Mitigating Risk

The phone rings.  A customer has an application destined for a high-risk environment, and somewhere in test they’ve found a new unanticipated condition.  A "Tiger Team" is formed – a group of experts who’ve "been here before", who understand the priority and the risks, and know how serious it is.  Many times a Tiger Team may give the go / no-go, the final answer that either saves a mission, or drops all that work into the dust-bin.  Such a team itself represents a *lot* of work, frustration, and time – investigations may run on days, weeks, or months, as long as they reach their conclusion on-time.  And there’s the one facet that can’t be changed by any engineering practice:  Time.

Developing space, mission- or life-critical applications is serious business.  The deployment environment may be harsh – and much about it may be unknown.  To make sure missions are successful, the known risks are eliminated as well as possible.  Some of these risks may include high radiation, occlusion by the Sun (Solar Conjunction), extreme differences in temperatures, harsh chemical environment, vibrations, or electrical noise.  Some of this you can plan for with hardware, some of this you can’t.  You address the things you know about, that’s all you can do.

With software engineering, you’re also faced with unknowns.  One of the biggest impacts is the unknown date when you’ll finally have the actual hardware the project is going to run on.  Using simulators can help out, a lot, enabling some degree of parallel development when hardware time is rare.  I encourage most of my customers to leverage the simulator wherever possible.  It’s a good way to kick-start development, enable more hands on the project, and bring new engineers up to speed.
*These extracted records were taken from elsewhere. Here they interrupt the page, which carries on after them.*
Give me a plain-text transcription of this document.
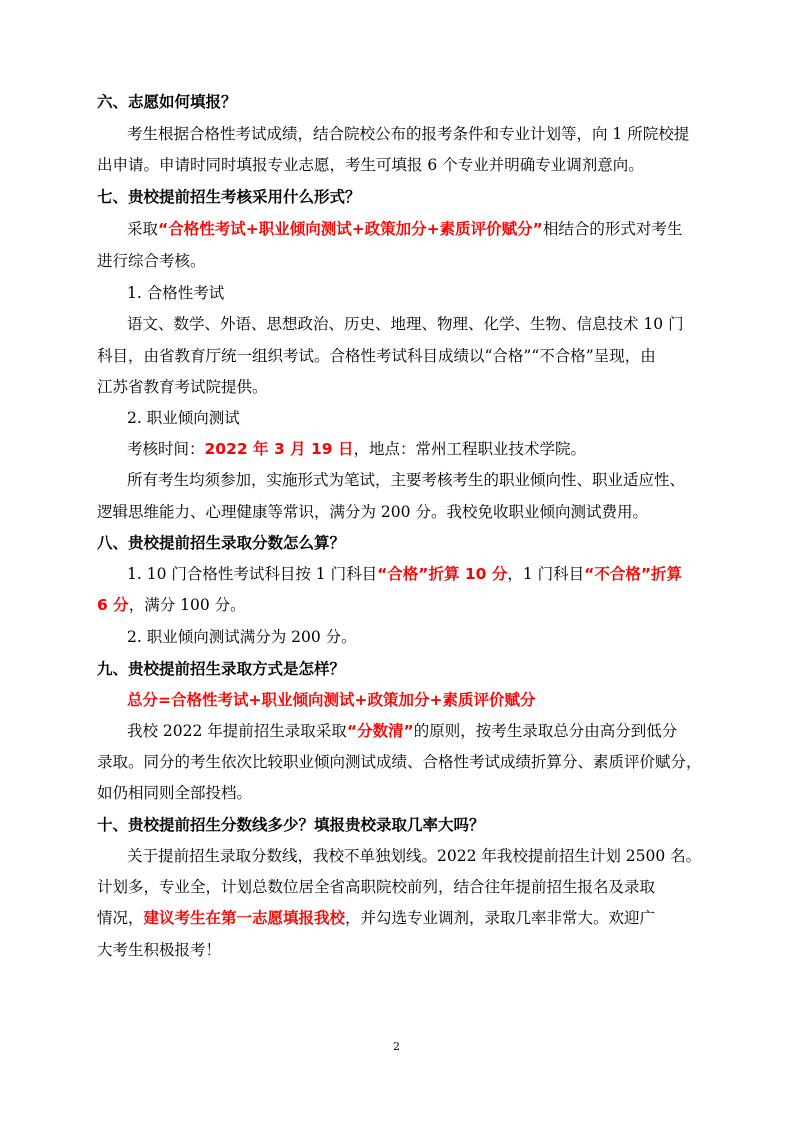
六、志愿如何填报？
考生根据合格性考试成绩，结合院校公布的报考条件和专业计划等，向 1 所院校提
出申请。申请时同时填报专业志愿，考生可填报 6 个专业并明确专业调剂意向。
七、贵校提前招生考核采用什么形式？
采取“合格性考试+职业倾向测试+政策加分+素质评价赋分”相结合的形式对考生
进行综合考核。
1. 合格性考试
语文、数学、外语、思想政治、历史、地理、物理、化学、生物、信息技术 10 门
科目，由省教育厅统一组织考试。合格性考试科目成绩以“合格”“不合格”呈现，由
江苏省教育考试院提供。
2. 职业倾向测试
考核时间：2022 年 3 月 19 日，地点：常州工程职业技术学院。
所有考生均须参加，实施形式为笔试，主要考核考生的职业倾向性、职业适应性、
逻辑思维能力、心理健康等常识，满分为 200 分。我校免收职业倾向测试费用。
八、贵校提前招生录取分数怎么算？
1. 10 门合格性考试科目按 1 门科目“合格”折算 10 分，1 门科目“不合格”折算
6 分，满分 100 分。
2. 职业倾向测试满分为 200 分。
九、贵校提前招生录取方式是怎样？
总分=合格性考试+职业倾向测试+政策加分+素质评价赋分
我校 2022 年提前招生录取采取“分数清”的原则，按考生录取总分由高分到低分
录取。同分的考生依次比较职业倾向测试成绩、合格性考试成绩折算分、素质评价赋分，
如仍相同则全部投档。
十、贵校提前招生分数线多少？填报贵校录取几率大吗？
关于提前招生录取分数线，我校不单独划线。2022 年我校提前招生计划 2500 名。
计划多，专业全，计划总数位居全省高职院校前列，结合往年提前招生报名及录取
情况，建议考生在第一志愿填报我校，并勾选专业调剂，录取几率非常大。欢迎广
大考生积极报考！
2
Once you have your hardware, there  may be some hardware-level debug issues.  Having a hardware debugging interface of some sort – an In Circuit Emulator (ICE), for example – can be invaluable.  As long as one has an LED to blink, one can write polled-output routines to display register settings (etc) to assist in debugging a hardware interaction, but nothing is as good as being able to dump desired address ranges (registers, etc) at will.  An ICE can give you that ability to see inside the hardware.

What do you do if the hardware is just not going to be available?  You can use similar boards, processors, etc, but.. it’s not the *same* thing.  The minute you change the foundation, everything above it is going to have a new set of interactions with the foundation, and some of those may induce problems.  When updating hardware, timing, electrical, or even errata related to updated chips or even PAL equations may cause engineering delays – even if it’s just a newer version of the same board.  Switching entire boards – or from engineering / test boards to "flight qualified" boards – can complicate the issue.
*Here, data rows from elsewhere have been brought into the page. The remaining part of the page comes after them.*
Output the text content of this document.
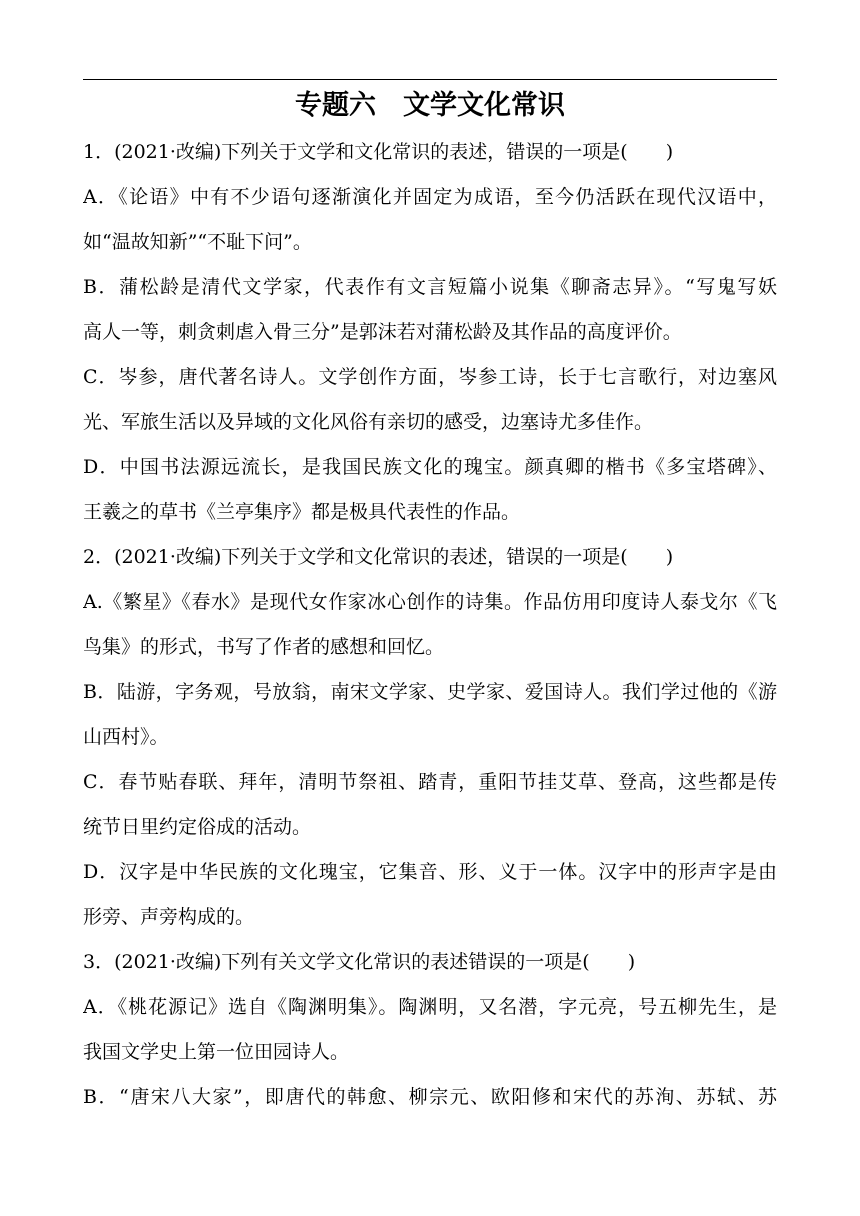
专题六　文学文化常识
1．(2021·改编)下列关于文学和文化常识的表述，错误的一项是(　　)
A．《论语》中有不少语句逐渐演化并固定为成语，至今仍活跃在现代汉语中，
如“温故知新”“不耻下问”。
B．蒲松龄是清代文学家，代表作有文言短篇小说集《聊斋志异》。“写鬼写妖
高人一等，刺贪刺虐入骨三分”是郭沫若对蒲松龄及其作品的高度评价。
C．岑参，唐代著名诗人。文学创作方面，岑参工诗，长于七言歌行，对边塞风
光、军旅生活以及异域的文化风俗有亲切的感受，边塞诗尤多佳作。
D．中国书法源远流长，是我国民族文化的瑰宝。颜真卿的楷书《多宝塔碑》、
王羲之的草书《兰亭集序》都是极具代表性的作品。
2．(2021·改编)下列关于文学和文化常识的表述，错误的一项是(　　)
A.《繁星》《春水》是现代女作家冰心创作的诗集。作品仿用印度诗人泰戈尔《飞
鸟集》的形式，书写了作者的感想和回忆。
B．陆游，字务观，号放翁，南宋文学家、史学家、爱国诗人。我们学过他的《游
山西村》。
C．春节贴春联、拜年，清明节祭祖、踏青，重阳节挂艾草、登高，这些都是传
统节日里约定俗成的活动。
D．汉字是中华民族的文化瑰宝，它集音、形、义于一体。汉字中的形声字是由
形旁、声旁构成的。
3．(2021·改编)下列有关文学文化常识的表述错误的一项是(　　)
A．《桃花源记》选自《陶渊明集》。陶渊明，又名潜，字元亮，号五柳先生，是
我国文学史上第一位田园诗人。
B．“唐宋八大家”，即唐代的韩愈、柳宗元、欧阳修和宋代的苏洵、苏轼、苏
So.. what can you do when you don’t have the real hardware on-hand, to help reduce risks associated with developing for that hardware?  In the past few years, hardware emulation tools have come a long way.  Hardware emulation is like a simulator – vxSim for example – except there’s a layer of software that’s designed to act *just like* the real hardware would, right down to devices and registers within those devices, etc. 

Leveraging known-good (mature) software designs is another way to limit risk.  Re-using application code that is well understood is one example.   Selecting a base of software that’s been certified to adhere to accepted standards is another way.  It’s always nice to know that software has been scrutinized by eyes other than the manufacturer’s, and been found fit.  And there’s no substitute for a rigorous test strategy, or following the oft-learned adage: test as you will fly, fly as you did test.

Safe design practices can’t eliminate tiger teams completely – there will still be unknowns, still be conditions that aren’t discovered until the last moment.  But by combining proper practices, mature systems, and the proper tools, many of the problems that lead to the need for tiger teams may be addressed, and may be discovered far enough in advance to prevent a project from running out of Time.